By SUSAN LAHEY
Reporter with Silicon Hills News
Scott Abel, founder and executive board member, said Spiceworks modeled the new space after it’s previous space. “We cheated and replicated the old space because people really liked it. It’s very open. We experimented with a mix of open spaces and private offices. We played with high cubes and low cubes and no cubes and people really seemed to love the low cubes, so we stopped asking.”
About 300 people can fit on each of the 50,000-square foot floors and Spiceworks has two of the floors in the building with an option on a third.“There’s a rumor we might accelerate that option,” Abel said. “We’re probably going to end up growing a little faster than we thought.”
In addition to the open spaces where various departments congregate in one section, there are private meeting rooms with names like Badger Den, Rawr, and Spice Spice. There are also several very small rooms that can let two people work together privately.
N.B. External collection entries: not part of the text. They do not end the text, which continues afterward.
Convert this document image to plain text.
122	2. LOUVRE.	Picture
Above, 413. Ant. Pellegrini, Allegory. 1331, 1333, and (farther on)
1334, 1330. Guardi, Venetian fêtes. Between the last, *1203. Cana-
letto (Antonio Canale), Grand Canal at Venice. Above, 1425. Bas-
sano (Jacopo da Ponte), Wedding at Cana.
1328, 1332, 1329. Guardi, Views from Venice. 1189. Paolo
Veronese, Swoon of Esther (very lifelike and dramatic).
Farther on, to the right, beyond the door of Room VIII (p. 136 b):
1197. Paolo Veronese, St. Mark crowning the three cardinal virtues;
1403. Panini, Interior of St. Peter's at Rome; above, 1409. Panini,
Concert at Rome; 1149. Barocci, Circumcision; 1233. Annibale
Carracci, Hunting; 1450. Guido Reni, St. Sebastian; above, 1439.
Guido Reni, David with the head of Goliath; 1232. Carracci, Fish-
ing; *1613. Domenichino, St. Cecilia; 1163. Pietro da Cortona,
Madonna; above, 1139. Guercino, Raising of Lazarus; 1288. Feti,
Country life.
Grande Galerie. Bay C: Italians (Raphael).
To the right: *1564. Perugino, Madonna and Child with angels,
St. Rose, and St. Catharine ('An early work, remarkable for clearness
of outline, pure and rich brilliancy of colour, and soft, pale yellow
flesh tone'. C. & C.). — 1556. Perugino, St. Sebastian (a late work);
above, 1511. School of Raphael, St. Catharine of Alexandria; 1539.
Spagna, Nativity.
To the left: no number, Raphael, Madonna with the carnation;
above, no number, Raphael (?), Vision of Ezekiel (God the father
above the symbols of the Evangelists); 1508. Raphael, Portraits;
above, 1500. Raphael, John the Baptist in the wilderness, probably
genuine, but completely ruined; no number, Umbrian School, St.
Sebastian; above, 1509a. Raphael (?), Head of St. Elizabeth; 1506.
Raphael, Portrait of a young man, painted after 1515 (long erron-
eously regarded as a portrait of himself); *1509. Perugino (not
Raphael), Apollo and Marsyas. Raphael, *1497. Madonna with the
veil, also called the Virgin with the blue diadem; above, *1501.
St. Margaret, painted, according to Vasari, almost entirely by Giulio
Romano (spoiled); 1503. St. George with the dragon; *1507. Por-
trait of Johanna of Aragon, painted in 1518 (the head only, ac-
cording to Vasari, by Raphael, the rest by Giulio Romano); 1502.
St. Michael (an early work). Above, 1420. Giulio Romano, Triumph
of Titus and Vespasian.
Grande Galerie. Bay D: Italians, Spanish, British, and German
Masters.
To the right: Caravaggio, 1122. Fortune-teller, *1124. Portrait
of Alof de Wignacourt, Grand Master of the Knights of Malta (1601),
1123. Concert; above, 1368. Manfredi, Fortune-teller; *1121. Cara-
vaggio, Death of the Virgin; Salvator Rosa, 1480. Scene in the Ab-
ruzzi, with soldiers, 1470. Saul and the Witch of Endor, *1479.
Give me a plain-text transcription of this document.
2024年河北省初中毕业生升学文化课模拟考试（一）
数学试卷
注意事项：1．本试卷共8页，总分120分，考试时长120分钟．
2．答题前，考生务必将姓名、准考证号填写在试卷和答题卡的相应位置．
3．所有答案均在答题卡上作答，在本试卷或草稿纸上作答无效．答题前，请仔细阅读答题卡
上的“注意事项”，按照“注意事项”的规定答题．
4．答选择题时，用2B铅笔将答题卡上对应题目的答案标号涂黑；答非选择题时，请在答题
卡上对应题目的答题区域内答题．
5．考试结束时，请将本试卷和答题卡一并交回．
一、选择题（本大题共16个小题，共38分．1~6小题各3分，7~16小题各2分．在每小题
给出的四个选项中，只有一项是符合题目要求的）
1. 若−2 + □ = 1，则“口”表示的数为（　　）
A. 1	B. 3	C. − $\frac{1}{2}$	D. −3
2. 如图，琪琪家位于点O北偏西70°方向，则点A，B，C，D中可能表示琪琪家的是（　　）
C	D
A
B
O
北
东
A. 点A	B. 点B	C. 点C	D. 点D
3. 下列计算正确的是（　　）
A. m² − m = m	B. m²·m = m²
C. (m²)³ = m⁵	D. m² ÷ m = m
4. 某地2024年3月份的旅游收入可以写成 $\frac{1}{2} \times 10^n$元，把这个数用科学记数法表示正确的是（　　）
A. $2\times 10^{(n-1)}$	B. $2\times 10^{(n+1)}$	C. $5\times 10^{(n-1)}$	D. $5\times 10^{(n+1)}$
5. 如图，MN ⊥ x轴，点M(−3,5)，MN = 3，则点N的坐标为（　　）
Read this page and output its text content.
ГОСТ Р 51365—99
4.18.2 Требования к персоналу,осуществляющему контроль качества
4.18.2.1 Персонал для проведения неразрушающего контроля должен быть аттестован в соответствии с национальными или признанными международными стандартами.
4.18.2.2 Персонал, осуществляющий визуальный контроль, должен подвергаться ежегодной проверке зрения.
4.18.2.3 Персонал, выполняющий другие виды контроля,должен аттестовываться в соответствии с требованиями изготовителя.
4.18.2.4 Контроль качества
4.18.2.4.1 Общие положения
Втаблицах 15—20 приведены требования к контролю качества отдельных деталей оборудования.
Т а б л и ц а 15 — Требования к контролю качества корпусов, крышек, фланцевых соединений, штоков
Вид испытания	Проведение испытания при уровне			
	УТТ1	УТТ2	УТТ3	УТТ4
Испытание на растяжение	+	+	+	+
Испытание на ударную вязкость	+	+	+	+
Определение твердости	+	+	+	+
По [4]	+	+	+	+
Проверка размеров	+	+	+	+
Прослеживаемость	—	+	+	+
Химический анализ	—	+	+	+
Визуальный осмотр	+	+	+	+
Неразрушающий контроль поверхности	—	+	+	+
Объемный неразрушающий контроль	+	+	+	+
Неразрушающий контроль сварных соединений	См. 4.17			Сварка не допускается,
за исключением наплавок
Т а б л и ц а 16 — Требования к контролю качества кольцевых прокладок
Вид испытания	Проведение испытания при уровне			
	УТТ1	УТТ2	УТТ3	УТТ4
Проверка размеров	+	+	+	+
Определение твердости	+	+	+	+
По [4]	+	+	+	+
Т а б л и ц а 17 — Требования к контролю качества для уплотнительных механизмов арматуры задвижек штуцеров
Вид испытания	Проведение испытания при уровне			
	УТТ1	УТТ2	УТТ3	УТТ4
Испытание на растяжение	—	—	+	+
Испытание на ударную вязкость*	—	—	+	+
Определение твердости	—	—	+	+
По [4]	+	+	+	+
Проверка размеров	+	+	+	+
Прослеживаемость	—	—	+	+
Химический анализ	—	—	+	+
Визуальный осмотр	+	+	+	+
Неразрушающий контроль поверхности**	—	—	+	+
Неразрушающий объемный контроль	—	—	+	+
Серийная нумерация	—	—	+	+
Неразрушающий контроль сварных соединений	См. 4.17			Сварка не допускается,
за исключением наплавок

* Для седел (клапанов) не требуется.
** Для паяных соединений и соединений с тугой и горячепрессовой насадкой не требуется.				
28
Abel was the one who recommended having a single communal kitchen for all departments on the first floor.“If you don’t force people to interact they won’t,” he said. While each area has a little station with coffee and water, the food is all down in the kitchen. “There’s all this cross department pollination,” he said. Employees tell him often how much they like it because it introduces them to people in the company they would never have met otherwise.
“Culturally it matters immensely and employees tell me about it all the time. There’s this comfort level, feeling connected,” Abel said.
Spiceworks, founded in 2006, has raised $111 million in five rounds from six investors, according to its Crunchbase profile.